I haven't been able to reproduce this as it seems to only happen under heavy load situations and rarely enough (but still bad to leak information).

It seems uvloop might have some major issues in its TCP/socket/stream implementation that it tries to some times use incorrect already used socket like the RuntimeErrors would hint. Not sure is it actually related to the data leakage issue.

Kludex commented 6 days ago

Is this duplicated of https://github.com/MagicStack/uvloop/issues/631 ?

MarkusSintonen commented 6 days ago

Is this duplicated of #631 ?

I dont know, that seems to be about handling multiple requests for the same path the response took longer than expected to arrive at the client.. So something about performance. But it could be related.

MarkusSintonen commented 6 days ago

I hope eg uvicorn would drop usage of uvloop when doing pip install 'uvicorn[standard]'. It seems uvloop has quite a big amount issues currently in its connection handling implementation (the mentioned RuntimeError bugs etc). Also the perf claims it has in README are questionable (https://github.com/MagicStack/uvloop/issues/566).

todddialpad commented 2 days ago

I have been experiencing failures when under heavy load. This started with the aiohttp/aiohappyeyeballs changes in that projects 3.10.0 release. After some deep-diving I think the key change was that project's switch from allowing loop.create_connection to create and connect the underlying socket/file descriptor, to manually creating and connecting the socket and then passing the sock argument to loop.create_connection.

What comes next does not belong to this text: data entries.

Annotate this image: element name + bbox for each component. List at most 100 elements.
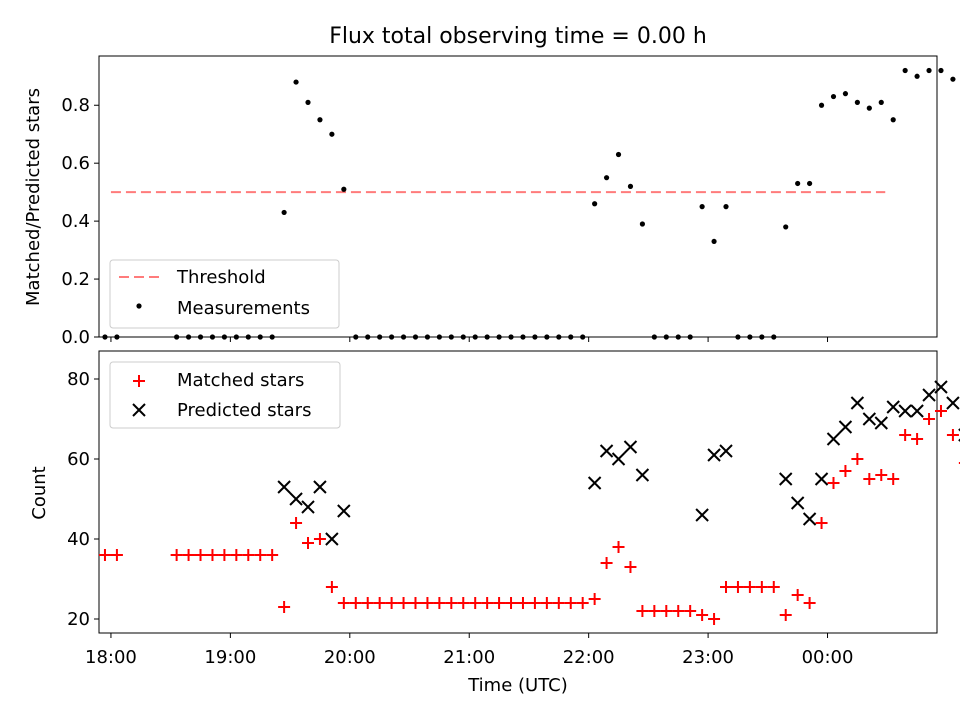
predicted-star-point (623, 440, 638, 454)
measurement-point (687, 334, 693, 340)
measurement-point (341, 186, 347, 192)
measurement-point (866, 105, 872, 111)
bottom-y-ticks: 20 40 60 80 (67, 369, 99, 630)
measurement-point (854, 99, 860, 105)
measurement-point (305, 99, 311, 105)
measurement-point (842, 91, 849, 97)
measurement-point (389, 334, 395, 340)
measurement-point (902, 67, 908, 74)
matched-star-point (505, 597, 518, 609)
matched-star-point (648, 605, 661, 617)
measurement-point (436, 334, 442, 340)
matched-star-point (863, 473, 876, 485)
predicted-star-point (850, 396, 865, 410)
matched-star-point (98, 549, 111, 561)
predicted-star-point (934, 380, 948, 394)
predicted-star-point (277, 480, 291, 494)
matched-star-point (325, 581, 338, 593)
measurement-point (568, 334, 574, 340)
measurement-point (639, 221, 646, 227)
top-y-ticks: 0.0 0.2 0.4 0.6 0.8 (61, 95, 99, 348)
predicted-star-point (301, 500, 315, 514)
measurement-point (460, 334, 466, 340)
top-y-tick-label: 0.4 (61, 211, 90, 232)
measurement-point (663, 334, 669, 340)
matched-star-point (660, 605, 673, 617)
predicted-star-point (874, 416, 888, 430)
matched-star-point (923, 413, 936, 425)
matched-star-point (672, 605, 685, 617)
matched-stars-points (98, 405, 960, 625)
legend-threshold-label: Threshold (176, 267, 266, 288)
matched-star-point (254, 549, 267, 561)
matched-star-point (313, 533, 326, 545)
matched-star-point (493, 597, 506, 609)
matched-star-point (696, 609, 709, 621)
predicted-star-point (862, 412, 877, 426)
x-tick-label: 18:00 (85, 647, 137, 668)
measurement-point (293, 79, 299, 85)
measurement-point (377, 334, 383, 340)
matched-star-point (302, 537, 315, 549)
matched-star-point (349, 597, 362, 609)
measurement-point (818, 102, 825, 108)
matched-star-point (278, 601, 291, 613)
matched-star-point (684, 605, 697, 617)
measurement-point (592, 201, 598, 207)
matched-star-point (170, 549, 183, 561)
matched-star-point (767, 581, 780, 593)
measurement-point (830, 93, 837, 100)
predicted-star-point (910, 404, 924, 418)
top-y-tick-label: 0.8 (61, 95, 90, 116)
predicted-star-point (838, 420, 853, 434)
top-y-axis-label: Matched/Predicted stars (23, 88, 44, 306)
measurement-point (400, 334, 407, 340)
measurement-point (890, 117, 896, 123)
matched-star-point (469, 597, 482, 609)
measurement-point (759, 334, 765, 340)
top-y-tick-label: 0.6 (61, 153, 90, 174)
matched-star-point (337, 597, 350, 609)
matched-star-point (887, 473, 900, 485)
measurement-point (472, 334, 478, 340)
matched-star-point (731, 581, 744, 593)
measurement-point (723, 204, 729, 210)
matched-star-point (600, 557, 613, 569)
bottom-y-tick-label: 20 (67, 609, 90, 630)
measurement-point (747, 334, 753, 340)
matched-star-point (516, 597, 529, 609)
matched-star-point (564, 597, 577, 609)
measurement-point (771, 334, 777, 340)
measurement-point (735, 334, 741, 340)
predicted-star-point (886, 400, 900, 414)
predicted-star-point (325, 532, 339, 546)
matched-star-point (899, 429, 912, 441)
predicted-star-point (790, 496, 805, 510)
matched-star-point (743, 581, 756, 593)
predicted-star-point (337, 504, 351, 518)
measurement-point (197, 334, 204, 340)
top-x-ticks (110, 337, 829, 342)
measurement-point (938, 67, 944, 74)
measurement-point (484, 334, 490, 340)
measurement-point (556, 334, 562, 340)
top-y-tick-label: 0.0 (61, 327, 90, 348)
matched-star-point (266, 549, 279, 561)
measurement-point (448, 334, 454, 340)
measurement-point (269, 334, 275, 340)
top-legend-frame (109, 259, 340, 329)
legend-matched-label: Matched stars (177, 370, 304, 391)
measurement-point (627, 183, 634, 189)
matched-star-point (720, 581, 733, 593)
matched-star-point (409, 597, 422, 609)
measurement-point (174, 334, 180, 340)
predicted-star-point (719, 444, 733, 458)
measurement-point (699, 204, 705, 210)
matched-star-point (552, 597, 565, 609)
predicted-star-point (922, 388, 936, 402)
matched-star-point (206, 549, 219, 561)
predicted-star-point (946, 396, 960, 410)
matched-star-point (385, 597, 398, 609)
matched-star-point (373, 597, 386, 609)
measurement-point (807, 180, 813, 187)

I'm guessing there is a problem with socket ownership, especially when an exception happens during the loop.create_connection call. I'm not completely sure of the exact code path, but to test the idea, I've tried the following patch

diff --git a/uvloop/loop.pyx b/uvloop/loop.pyx
index f9a5a23..9797684 100644
--- a/uvloop/loop.pyx
+++ b/uvloop/loop.pyx
@@ -1877,6 +1877,7 @@ cdef class Loop:
             AddrInfo ai_local = None
             AddrInfo ai_remote
             TCPTransport tr
+            int sockfd

             system.addrinfo *rai = NULL
             system.addrinfo *lai = NULL
@@ -2060,8 +2061,9 @@ cdef class Loop:
             waiter = self._new_future()
             tr = TCPTransport.new(self, protocol, None, waiter, context)
             try:
+                sockfd = sock.detach()
                 # libuv will make socket non-blocking
-                tr._open(sock.fileno())
+                tr._open(sockfd)
                 tr._init_protocol()
                 await waiter
             except (KeyboardInterrupt, SystemExit):
@@ -2075,8 +2077,6 @@ cdef class Loop:
                 tr._close()
                 raise

-            tr._attach_fileobj(sock)
-
         if ssl:
             app_transport = protocol._get_app_transport(context)
             try:

and the failures have gone away.

1st1 commented 21 hours ago

Interesting. We'll get this PR merged likely in a week. Thanks for the thorough investigation and good issue full of details.